Friday’s report by the state-run People’s Liberation Army Daily did not cite the exact location of the exercises, saying only that they took place in a “certain area of the Sea of Japan.”

It said several of the vessels that took part in the drills were on their way home from the U.S.-hosted Rim of the Pacific (RIMPAC) exercise held in Hawaii.
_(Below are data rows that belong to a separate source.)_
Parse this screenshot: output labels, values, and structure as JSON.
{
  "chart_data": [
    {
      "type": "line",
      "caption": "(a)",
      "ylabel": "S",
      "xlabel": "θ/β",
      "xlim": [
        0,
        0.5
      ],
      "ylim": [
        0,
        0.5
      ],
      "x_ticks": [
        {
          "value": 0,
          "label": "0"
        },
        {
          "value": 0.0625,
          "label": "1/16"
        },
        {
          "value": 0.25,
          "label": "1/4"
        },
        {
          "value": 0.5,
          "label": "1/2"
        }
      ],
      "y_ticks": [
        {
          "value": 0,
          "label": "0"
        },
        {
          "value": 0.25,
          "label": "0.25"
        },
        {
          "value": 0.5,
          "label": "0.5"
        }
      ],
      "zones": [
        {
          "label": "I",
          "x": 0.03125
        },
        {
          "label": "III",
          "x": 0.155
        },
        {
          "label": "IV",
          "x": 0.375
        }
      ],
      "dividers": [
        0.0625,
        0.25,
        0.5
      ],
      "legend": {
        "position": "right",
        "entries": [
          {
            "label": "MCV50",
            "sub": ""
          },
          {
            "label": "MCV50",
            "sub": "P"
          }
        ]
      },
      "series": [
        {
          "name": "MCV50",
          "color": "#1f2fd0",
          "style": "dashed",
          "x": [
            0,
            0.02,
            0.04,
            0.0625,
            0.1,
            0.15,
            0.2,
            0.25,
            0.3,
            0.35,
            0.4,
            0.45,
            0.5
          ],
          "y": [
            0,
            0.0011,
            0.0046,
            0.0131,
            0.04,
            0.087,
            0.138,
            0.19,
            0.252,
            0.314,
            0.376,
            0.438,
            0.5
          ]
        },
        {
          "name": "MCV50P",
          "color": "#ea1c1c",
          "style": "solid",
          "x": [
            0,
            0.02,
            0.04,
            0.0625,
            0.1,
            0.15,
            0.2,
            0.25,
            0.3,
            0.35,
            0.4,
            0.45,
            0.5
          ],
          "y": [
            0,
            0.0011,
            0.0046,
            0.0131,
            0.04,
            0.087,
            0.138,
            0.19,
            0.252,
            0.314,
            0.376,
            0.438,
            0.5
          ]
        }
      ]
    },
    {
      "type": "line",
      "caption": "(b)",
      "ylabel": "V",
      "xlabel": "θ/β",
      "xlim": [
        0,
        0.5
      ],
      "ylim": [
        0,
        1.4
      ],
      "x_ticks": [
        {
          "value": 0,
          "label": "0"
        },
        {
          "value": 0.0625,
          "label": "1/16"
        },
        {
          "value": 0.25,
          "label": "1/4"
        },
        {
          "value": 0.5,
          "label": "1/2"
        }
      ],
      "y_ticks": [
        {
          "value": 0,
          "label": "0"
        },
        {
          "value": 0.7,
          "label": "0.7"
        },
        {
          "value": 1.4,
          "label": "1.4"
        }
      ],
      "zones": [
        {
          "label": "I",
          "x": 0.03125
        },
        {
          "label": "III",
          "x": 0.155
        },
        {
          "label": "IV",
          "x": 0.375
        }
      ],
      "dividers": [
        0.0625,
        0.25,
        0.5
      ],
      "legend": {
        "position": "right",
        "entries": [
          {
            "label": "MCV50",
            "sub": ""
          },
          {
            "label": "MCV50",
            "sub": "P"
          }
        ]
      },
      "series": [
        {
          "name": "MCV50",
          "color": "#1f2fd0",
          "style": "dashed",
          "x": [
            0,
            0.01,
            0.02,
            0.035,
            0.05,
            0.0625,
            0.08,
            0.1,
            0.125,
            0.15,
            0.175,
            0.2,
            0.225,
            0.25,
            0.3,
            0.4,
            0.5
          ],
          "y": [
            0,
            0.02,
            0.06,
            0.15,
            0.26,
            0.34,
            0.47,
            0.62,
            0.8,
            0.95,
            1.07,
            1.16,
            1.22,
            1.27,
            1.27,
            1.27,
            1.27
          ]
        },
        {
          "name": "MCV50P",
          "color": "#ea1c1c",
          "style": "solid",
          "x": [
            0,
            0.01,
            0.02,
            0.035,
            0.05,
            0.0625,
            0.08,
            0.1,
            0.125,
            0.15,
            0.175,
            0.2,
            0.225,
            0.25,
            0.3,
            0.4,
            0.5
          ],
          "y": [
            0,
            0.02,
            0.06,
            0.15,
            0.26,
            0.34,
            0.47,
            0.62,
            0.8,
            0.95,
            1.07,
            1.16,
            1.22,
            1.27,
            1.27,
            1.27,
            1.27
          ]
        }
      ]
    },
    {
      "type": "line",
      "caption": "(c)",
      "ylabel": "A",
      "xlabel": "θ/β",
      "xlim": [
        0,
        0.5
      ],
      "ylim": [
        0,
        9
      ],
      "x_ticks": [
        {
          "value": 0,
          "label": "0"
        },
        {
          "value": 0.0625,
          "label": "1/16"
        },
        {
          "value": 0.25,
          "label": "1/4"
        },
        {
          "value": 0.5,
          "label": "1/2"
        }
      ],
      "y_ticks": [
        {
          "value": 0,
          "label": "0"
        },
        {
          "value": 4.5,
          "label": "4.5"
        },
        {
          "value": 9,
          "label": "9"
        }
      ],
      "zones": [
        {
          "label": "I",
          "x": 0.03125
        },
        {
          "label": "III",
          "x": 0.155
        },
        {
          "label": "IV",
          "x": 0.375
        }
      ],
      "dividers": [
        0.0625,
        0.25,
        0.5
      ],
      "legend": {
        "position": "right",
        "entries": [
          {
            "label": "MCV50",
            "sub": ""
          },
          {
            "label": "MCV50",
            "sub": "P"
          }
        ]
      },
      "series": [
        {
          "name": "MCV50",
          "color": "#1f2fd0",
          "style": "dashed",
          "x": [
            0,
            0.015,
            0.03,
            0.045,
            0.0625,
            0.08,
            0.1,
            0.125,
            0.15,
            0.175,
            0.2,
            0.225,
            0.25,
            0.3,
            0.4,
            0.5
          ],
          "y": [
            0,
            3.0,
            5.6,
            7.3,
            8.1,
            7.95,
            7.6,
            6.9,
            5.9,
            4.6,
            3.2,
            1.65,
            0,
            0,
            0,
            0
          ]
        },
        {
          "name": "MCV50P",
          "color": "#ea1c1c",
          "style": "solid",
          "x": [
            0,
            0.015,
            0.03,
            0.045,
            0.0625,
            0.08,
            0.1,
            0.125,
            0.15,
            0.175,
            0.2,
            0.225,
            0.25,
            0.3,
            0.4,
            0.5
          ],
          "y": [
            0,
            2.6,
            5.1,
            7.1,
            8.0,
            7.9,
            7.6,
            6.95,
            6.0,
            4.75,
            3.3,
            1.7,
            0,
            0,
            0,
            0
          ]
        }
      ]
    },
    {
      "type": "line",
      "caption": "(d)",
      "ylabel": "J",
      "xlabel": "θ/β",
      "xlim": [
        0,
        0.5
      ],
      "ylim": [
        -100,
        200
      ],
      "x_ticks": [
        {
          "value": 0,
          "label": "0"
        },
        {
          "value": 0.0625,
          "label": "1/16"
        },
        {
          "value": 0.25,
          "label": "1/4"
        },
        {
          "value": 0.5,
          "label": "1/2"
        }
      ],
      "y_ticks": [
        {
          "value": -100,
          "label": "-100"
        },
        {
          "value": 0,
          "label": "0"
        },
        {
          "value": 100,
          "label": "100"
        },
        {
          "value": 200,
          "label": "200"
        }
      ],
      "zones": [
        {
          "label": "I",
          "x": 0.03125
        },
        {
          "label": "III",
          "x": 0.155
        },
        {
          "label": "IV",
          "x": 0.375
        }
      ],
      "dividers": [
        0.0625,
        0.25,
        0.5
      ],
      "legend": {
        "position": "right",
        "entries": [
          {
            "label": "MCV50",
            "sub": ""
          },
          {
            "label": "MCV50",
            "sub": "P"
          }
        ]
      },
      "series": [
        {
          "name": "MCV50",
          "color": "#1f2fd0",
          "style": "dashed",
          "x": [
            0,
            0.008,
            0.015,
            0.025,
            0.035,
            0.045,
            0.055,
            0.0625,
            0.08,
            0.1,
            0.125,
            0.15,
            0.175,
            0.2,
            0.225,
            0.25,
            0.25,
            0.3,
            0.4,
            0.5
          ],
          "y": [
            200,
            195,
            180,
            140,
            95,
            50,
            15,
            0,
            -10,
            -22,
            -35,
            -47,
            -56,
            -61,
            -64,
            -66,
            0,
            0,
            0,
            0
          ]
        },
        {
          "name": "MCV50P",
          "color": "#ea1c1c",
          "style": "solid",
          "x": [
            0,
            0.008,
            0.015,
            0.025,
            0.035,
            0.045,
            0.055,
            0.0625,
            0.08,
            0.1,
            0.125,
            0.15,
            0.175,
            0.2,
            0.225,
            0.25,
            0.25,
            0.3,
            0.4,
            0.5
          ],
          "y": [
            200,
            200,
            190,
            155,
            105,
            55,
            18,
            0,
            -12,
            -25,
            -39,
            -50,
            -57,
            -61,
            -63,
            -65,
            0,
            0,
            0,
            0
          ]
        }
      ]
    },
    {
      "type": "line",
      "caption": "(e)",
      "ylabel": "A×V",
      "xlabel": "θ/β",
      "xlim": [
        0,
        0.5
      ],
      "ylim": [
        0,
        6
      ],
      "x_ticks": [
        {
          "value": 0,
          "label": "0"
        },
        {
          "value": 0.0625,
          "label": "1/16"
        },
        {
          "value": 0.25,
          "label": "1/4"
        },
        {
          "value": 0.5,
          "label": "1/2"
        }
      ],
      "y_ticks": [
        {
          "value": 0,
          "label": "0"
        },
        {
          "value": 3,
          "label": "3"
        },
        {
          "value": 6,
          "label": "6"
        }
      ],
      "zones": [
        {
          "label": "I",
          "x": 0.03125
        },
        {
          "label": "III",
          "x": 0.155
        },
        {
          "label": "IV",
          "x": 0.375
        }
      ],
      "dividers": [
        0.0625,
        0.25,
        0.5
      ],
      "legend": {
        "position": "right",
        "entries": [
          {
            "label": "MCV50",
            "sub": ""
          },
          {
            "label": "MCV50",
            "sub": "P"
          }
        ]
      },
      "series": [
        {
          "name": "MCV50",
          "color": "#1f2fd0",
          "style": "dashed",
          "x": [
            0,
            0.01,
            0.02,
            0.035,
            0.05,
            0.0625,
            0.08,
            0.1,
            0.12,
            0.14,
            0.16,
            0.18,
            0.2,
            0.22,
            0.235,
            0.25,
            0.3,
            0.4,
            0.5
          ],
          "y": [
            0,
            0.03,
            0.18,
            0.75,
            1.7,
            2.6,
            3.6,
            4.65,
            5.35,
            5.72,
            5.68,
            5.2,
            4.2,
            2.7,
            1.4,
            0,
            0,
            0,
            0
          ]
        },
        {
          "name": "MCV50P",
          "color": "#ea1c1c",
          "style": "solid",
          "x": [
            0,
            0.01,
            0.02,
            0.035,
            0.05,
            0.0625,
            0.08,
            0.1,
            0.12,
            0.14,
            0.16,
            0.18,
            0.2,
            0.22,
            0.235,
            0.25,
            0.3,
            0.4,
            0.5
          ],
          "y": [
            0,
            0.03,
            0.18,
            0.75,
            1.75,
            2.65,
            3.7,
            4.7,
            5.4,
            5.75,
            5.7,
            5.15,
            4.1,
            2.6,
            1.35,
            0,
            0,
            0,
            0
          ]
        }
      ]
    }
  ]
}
This year, China took part in the massive exercise for just the second time.

“The precession strike against ‘enemy’ maritime strength jointly launched by warships and naval aviation force … was highlighted in the confrontation drill,” the report said, stressing that the exercise was carried out in compliance with international law.

“Exercises far out at sea in international waters are common among the world’s navies, and this year our navy has conducted many exercises far out in the western Pacific,” the report said.

“This exercise is part of annual training arrangements, is not aimed at any specific country, region or target, and accords with international law and practice,” it added.

A separate report by the official Xinhua News Agency cited an unidentified military source as saying that foreign aircraft had attempted surveillance during the drill and “were met with the proper response from the Chinese warships.”

Malcolm Cook, a senior fellow at the Institute of Southeast Asian Studies in Singapore, said the exercises showed that “China is committed to developing a blue-water navy with a global reach and one that can counter the U.S. and Japan.”

“China has long feared being boxed in … and has increased naval exercises and voyages in and around the key choke points between China’s coast and the Western Pacific,” Cook said.

Tensions between China and Japan have mounted after a flotilla of Chinese coast guard ships and other vessels sailed near Senkakus this month.

Sino-U.S. relations have also seen rocky times after a ruling by a U.N.-backed court that effectively nixed China’s historical claims to much of the disputed South China Sea.